A few years ago I had the good fortune of getting to build and help lead an Advanced Technology Lab for a large consumer goods company. During that time I created something called the ‘Future Opportunity Framework’. The goal of the framework was to give the company the ability to “peak around corners” when it came to the future of technology… to create a practical toolkit to drive prioritized investments and action.
There were four main sections of content:
- Macro Drivers – these were the big factors that were fundamental in helping to understand where things were headed. I’m going to share a handful of them in this post.
- Models of Change – more of a sidebar, actually. Just an outline of the 6 major types of change (e.g. Linear, Asymptotic, Cyclic, etc.).
- Technology Insights – this was the bulk of the content, a little more than 2 dozen insights that could be used as input into the process for ideation
- Framework Process – a simple process of What, So What, Now What that could be used to leverage the content above to generate hypotheses, identify opportunities, and determine next next steps.
I’ll be sharing the models of change and some of the Technology Insights in future posts, but wanted to get some of the macro drivers out in order to reference them later. None of these should really be much of a surprise, these were some of the big things that were going on in the world that helped explain some of the changes we were seeing.
Here are 6 of the original 9 macro drivers from early 2015… again, these should all be fairly obvious…
Increasing Number of Software Libraries & Open Source Projects
Everything is now an API. From accepting payments (Stripe) to incorporating Machine Intelligence (Mahout, DeepLearning4J, etc), developers can find software libraries & open source projects for just about anything. This isn’t just the surface stuff either, we’re seeing an explosion in the availability of software infrastructure & management code availability as well.
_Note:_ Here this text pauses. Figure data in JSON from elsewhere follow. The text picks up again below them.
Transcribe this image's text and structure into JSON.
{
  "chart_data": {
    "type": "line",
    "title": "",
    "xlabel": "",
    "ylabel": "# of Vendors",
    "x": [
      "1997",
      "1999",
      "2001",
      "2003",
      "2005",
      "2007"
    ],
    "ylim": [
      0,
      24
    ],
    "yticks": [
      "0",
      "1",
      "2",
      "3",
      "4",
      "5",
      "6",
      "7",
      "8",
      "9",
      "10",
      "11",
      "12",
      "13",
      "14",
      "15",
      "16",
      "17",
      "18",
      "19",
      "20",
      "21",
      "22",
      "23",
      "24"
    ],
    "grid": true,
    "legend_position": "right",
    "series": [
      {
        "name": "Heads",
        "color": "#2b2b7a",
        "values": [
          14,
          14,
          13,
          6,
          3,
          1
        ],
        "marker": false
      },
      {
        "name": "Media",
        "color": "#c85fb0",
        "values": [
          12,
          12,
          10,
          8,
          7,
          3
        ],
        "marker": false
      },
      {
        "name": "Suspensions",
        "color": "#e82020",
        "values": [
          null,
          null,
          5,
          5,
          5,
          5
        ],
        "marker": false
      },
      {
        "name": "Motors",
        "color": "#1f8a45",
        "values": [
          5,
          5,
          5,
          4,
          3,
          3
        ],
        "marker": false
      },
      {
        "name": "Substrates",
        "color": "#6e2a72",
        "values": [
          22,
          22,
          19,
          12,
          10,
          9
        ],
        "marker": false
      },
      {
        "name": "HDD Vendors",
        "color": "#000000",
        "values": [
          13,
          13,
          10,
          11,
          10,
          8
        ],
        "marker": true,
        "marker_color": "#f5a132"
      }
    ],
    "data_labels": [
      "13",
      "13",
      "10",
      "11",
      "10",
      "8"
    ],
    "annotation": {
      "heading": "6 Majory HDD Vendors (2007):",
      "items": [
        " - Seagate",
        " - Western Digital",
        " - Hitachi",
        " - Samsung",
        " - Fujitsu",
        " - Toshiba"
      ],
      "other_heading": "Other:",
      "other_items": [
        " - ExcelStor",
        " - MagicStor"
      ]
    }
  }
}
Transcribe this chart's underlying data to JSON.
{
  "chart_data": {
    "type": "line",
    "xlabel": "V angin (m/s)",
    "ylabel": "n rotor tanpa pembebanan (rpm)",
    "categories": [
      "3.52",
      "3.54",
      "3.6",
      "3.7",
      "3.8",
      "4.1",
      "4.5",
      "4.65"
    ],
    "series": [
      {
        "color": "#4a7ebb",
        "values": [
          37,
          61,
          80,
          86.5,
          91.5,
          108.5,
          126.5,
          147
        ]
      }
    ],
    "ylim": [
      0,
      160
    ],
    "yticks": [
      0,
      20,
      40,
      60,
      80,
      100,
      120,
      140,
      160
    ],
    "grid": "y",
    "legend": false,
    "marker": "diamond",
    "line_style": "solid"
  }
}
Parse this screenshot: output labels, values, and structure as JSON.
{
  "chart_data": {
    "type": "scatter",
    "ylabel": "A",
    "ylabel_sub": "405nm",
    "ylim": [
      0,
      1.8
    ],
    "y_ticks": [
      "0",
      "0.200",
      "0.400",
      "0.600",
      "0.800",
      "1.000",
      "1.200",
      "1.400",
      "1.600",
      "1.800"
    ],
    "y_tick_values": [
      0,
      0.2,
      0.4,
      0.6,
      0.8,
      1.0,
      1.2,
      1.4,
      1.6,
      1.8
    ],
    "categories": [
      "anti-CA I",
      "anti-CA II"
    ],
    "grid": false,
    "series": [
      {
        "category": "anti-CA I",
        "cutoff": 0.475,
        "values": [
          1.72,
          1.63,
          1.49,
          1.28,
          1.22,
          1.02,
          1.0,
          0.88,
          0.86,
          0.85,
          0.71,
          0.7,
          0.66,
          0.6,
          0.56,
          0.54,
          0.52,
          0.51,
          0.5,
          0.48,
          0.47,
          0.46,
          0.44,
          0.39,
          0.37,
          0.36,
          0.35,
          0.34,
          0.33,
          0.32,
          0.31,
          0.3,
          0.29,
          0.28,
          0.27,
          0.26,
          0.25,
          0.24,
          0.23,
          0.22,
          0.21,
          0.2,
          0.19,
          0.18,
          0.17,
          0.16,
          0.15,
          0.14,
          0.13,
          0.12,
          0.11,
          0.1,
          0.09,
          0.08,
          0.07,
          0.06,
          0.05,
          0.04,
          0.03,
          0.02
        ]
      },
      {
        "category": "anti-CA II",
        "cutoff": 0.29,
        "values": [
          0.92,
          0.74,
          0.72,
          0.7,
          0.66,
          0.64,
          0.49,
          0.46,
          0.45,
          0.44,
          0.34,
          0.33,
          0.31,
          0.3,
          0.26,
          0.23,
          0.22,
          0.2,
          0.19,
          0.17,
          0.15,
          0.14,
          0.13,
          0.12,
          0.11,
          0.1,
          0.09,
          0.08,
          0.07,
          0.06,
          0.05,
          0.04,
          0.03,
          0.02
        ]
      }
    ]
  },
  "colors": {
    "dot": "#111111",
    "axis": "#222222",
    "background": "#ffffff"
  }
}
A great example is when Netflix open sourced their Simian Army, an API to improve availability & reliability of the Netflix Service. Netflix is not alone in this, Leading tech companies are all donating leading edge software libraries to the open source community, including Google, Facebook, Twitter, and even Walmart Labs.
Decreasing Cost to Build & Launch
There are two main parts to this driver. First, as mentioned above, the very practical implication of the increasing availability of quality software libraries means that building a product has never been cheaper (or faster). Second, we’re seeing tremendous growth in cloud environments, like AWS (Amazon Web Services). Any developer in the world can now provision a load-balanced, highly available, fault tolerant, n-tier server environment with a few mouse clicks and only pay for the actual usage.
Shifting Needs & Sources of funding
This is a potential disruption disruption to Silicon Valley. Given 1 & 2 above, tech companies need less funding to get started. Startups no longer need to go to a VC and give away a boatload of equity when the company is pre-revenue or still in seed stage. It’s pretty easy and cheap to get pretty far, whereas the past required funding by a VC just to build out the basic concept of an idea. The other major part of this is the tremendous growth of Crowdfunding sites, like Kickstarter and Indiegogo: got an idea for a product? Post it on a crowdfunding site and let the community fund the idea to start. Although not every project on crowdfunding sites gets funded, and not all the projects are worthwhile, we have seen some major success stories – like Pebble and Oculus – that are providing evidence of the power of these platforms to rewrite the role of venture funding.
Increasing Interest & Investment in Machine Intelligence
It seems everyone is doing something with AI lately. Watson winning on Jeopardy, Facebook opened an AI Lab, Baidu opening an AI Lab (and hiring very senior talent away from Google), Google investing in AI companies at a rapid pace to build out its capabilities. Everyday it seems there is a new advancement made, software library released, or news story about it.
Maturing Hardware Possibilities & Capabilities
For years the only hardware on the market came from large, well established players because building hardware is hard, and expensive. That is really starting to change, rapidly. There are two main reasons this is happening: first, crowdfunding sites are enabling people to sell products to people before they’re even built, offsetting the cost component. The second is the rise of manufacturing capabilities, everything from low cost options in China to specialized firms that will help bring a hardware vision to life by providing experience & expertise to novice hardware companies. One great example of this is the home automation company Smart Things, which recently sold to Samsung, they started on Kickstarter and raised the funds to build out their hardware platform.
Increasing Technology Adoption
This might seem incongruent with the rest of the list, as the other items are focused more on the nuts & bolts of tech, whereas this one is more of a consumer lens. Why this matters is that people are adopting tech to handle more and more parts of their lives. It started with the web, now we’re all carrying really powerful smartphones and rely on them more and more. There is an increasing comfort people have using tech. This is a virtuous cycle that leads more people to start building tech products because the audience is growing and it is becoming cheaper & easier to do so.
What do you think? Any that you’d disagree with?